Они вышли на лестничную площадку. Дед захлопнул дверь и стал спускаться вниз по ступеням. «Надеюсь, увидят ребята, не пустят нас», – подумал Сергей о тех, кто сидел в машине.

Но дед все предусмотрел… Он открыл ключом дверь квартиры первого этажа, прошел через крохотную прихожую в кухню и растворил окно.

– Лезьте первым, – сказал он тихо. – А мильтоновский тырхун с вертуном[70]70
  Т ы р х у н с вертуном – машина с водителем.


[Закрыть]
пусть стоит, где стоял…

Сергей выпрыгнул из окна на зловонную мусорную кучу и двинулся, подталкиваемый дедом, меж двух кирпичных заборов во двор соседнего дома.

Путь продумал дед скрытный. Дворами, подъездами, узкими переулочками… Минут пять они сидели под лестницей какого-то старого дома: дед прислушивался, не идет ли кто следом, потом за трухлявым забором выкурили по сигарете. Наконец, пройдя вдоль стены многоэтажного дома к неприметной скамеечке, сели.

Дед заявил деловито:

– Рано пришли… Подождем… Надо, чтоб стемнело…

Сергей ни о чем не расспрашивал его, зная, что не получит нужного ответа.

Когда сумерки заползли во двор, а в окнах начали зажигаться огни, дед привстал, еще раз огляделся, медленно вертя головой, и толкнул Сергея.

– Пора… Тут рядом…

Но «рядом» оказалось совсем не то, что предполагал Сергей. Их ждали красные «Жигули». Дед произнес коротко, неожиданно твердо:

– Влезай!

За рулем спиной к Сергею неподвижно сидел человек. Видны были его прилизанные волосы да непомерно длинные уши.

– С Богом! Трогай! – теперь уже приказал дед.

Машина стала медленно выруливать к раскрытым воротам. Ветвистыми московскими улицами добрались до Белорусского вокзала и выехали на Ленинградский проспект. Миновали Сокол, помчались к Химкам, но неожиданно за мостом через Москву-реку машина свернула направо. Долго виляла по узким ухабистым дорожкам, пока не остановилась на маленькой полянке, окруженной безликими деревьями.
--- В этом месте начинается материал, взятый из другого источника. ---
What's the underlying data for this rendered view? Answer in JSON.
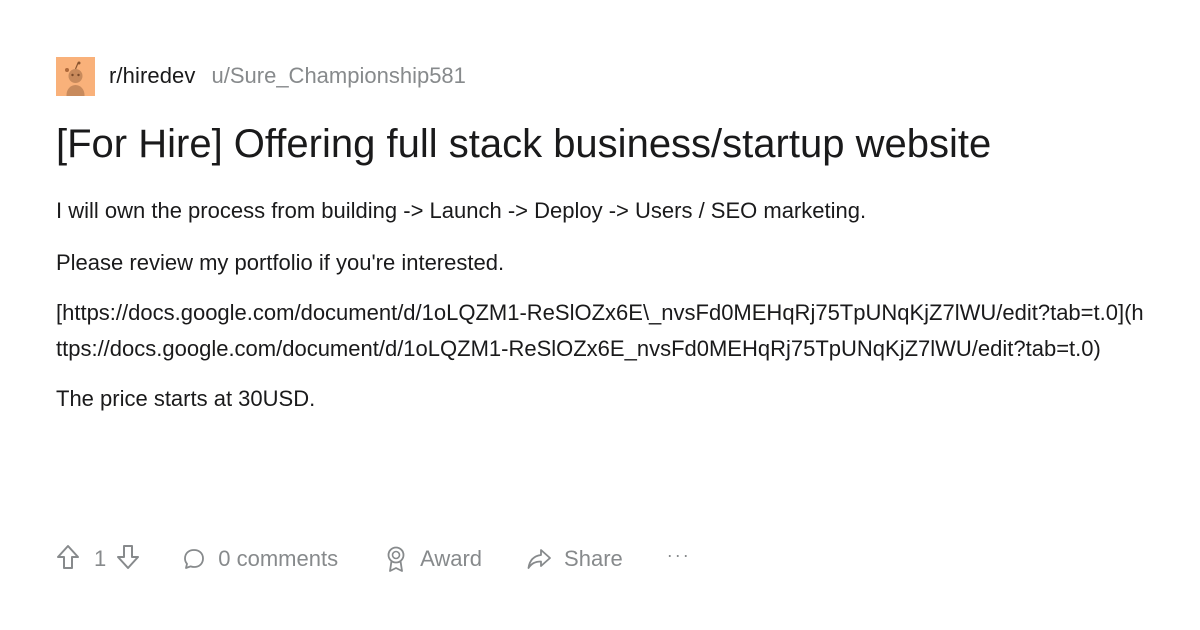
{
  "post": {
    "subreddit": "r/hiredev",
    "author": "u/Sure_Championship581",
    "title": "[For Hire] Offering  full stack business/startup  website",
    "paragraphs": [
      "I will own the process from building -> Launch -> Deploy -> Users / SEO marketing.",
      "Please review my portfolio if you're interested.",
      "[https://docs.google.com/document/d/1oLQZM1-ReSlOZx6E\\_nvsFd0MEHqRj75TpUNqKjZ7lWU/edit?tab=t.0](https://docs.google.com/document/d/1oLQZM1-ReSlOZx6E_nvsFd0MEHqRj75TpUNqKjZ7lWU/edit?tab=t.0)",
      "The price starts at 30USD."
    ]
  },
  "actions": {
    "vote_count": "1",
    "comments_label": "0 comments",
    "award_label": "Award",
    "share_label": "Share",
    "more_label": "···"
  },
  "icons": {
    "avatar": "reddit-snoo-avatar",
    "upvote": "arrow-up-icon",
    "downvote": "arrow-down-icon",
    "comment": "speech-bubble-icon",
    "award": "award-ribbon-icon",
    "share": "share-arrow-icon"
  },
  "colors": {
    "avatar_bg": "#f9b17a",
    "text": "#1a1a1b",
    "muted": "#878a8c"
  }
}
– Вылезай! – обрадованно выдохнул дед.

Сергей вышел из машины. Темнота поглотила все вокруг, только в одной стороне сквозь густые заросли видны были играющие на реке блики от недалеких городских огней.

Рядом вырос парень с длинными ушами – они четко прорисовывались в темноте.

– Тетрадки давай!

Сергей отступил на шаг.

– Я отдам их Графу.

Парень выругался. В руке его блеснул нож.

– Жизнь не дорога?.. Ну!

Обожгла мысль: здесь же, в Химках, нашли Хряща с раздробленным черепом. И Сергей нырнул вперед под правую руку ушастого парня, державшую нож, схватил ее чуть выше локтя, выпрямился и перебросил через спину уже беспомощную, тяжелей дышащую массу. Ушастый, перевернувшись в воздухе, грохнулся на землю, снизу донесся сдавленный протяжный стон.

– А со мной не хотите познакомиться?

Глаза привыкли к темноте: метрах в трех от Сергея коренасто высилась фигура точь-в-точь, как на рисунке Виталика: черный человек в агрессивной позе гориллы! Только под опущенной правой рукой не четыре точки, а силуэт пистолета…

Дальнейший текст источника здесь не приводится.